Nella sua versione analcolica, ha come base l’albicocca; un po’ di menta e lime per il contrasto con il dolce dell’albicocca, un po’ di zucchero di canna e di apricot brandy e una soluzione analcolica a base di zenzero rendono questo cocktail fresco e dissetante e… molto buono, anche molto Slow Food visto l’utilizzo di un prodotto assolutamente tipico e stagionale.
Per l’albicocca Valleggia quest’anno non è stato ricchissimo dal punto di vista dei quantitativi prodotti, ma la qualità è ottima: il caratteristico gusto della polpa e le sue qualità organolettiche in questa stagione sono eccezionali.
Non è di molto tempo fa il mio articolo sulla manifestazione della Granaccia e degli altri vini liguri, dove avevo palesato i miei dubbi circa il valore di fare una promozione di livello con prodotti in troppi casi scadenti, Le iniziative legate all’albicocca Valleggia vanno in una direzione di maggior qualità e tipicità reale: giuste strade da percorrere per un marketing territoriale (e quindi, mai come in Liguria, turistico) che promuova correttamente e con successo i nostri territori.

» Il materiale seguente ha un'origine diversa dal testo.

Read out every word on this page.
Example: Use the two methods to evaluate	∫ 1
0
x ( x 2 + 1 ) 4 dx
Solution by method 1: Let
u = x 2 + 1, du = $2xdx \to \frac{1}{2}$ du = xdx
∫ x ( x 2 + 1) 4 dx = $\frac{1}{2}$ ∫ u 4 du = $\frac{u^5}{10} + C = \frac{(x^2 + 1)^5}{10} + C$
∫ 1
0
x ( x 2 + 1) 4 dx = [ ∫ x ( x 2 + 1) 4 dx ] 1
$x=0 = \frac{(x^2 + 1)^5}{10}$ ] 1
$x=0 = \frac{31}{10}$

E’ questo che i turisti vanno sempre più ricercando: le vere tradizioni… magari semplici come può esserlo una albicocca, ma gustose e uniche nelle loro peculiarità.
Il Comune in questo caso ha promosso una serie di attività di promozione, spetta ora ai singoli produttori continuare a credere nel valore (anche economico) delle nostre produzioni locali, aumentando le coltivazioni, continuando ad organizzarsi anche per far conoscere il nostro prodotto al di fuori dei confini provinciali e continuare a mantenere viva una tradizione e quindi le nostre radici.
Dal 4 al 6 luglio vi saranno molte manifestazioni con filo conduttore l’albicocca, ma anche con esposizioni di antichi mestieri, spazio bambini e musica, un’occasione per assaggiare il churraschito, i tortelli alle albicocche e i dolci della pasticceria San Pietro fra i quali spicca la cassatta e lo strudel con le albicocche, la torta sacher e la focaccia ripiena… indovinate di che cosa?!?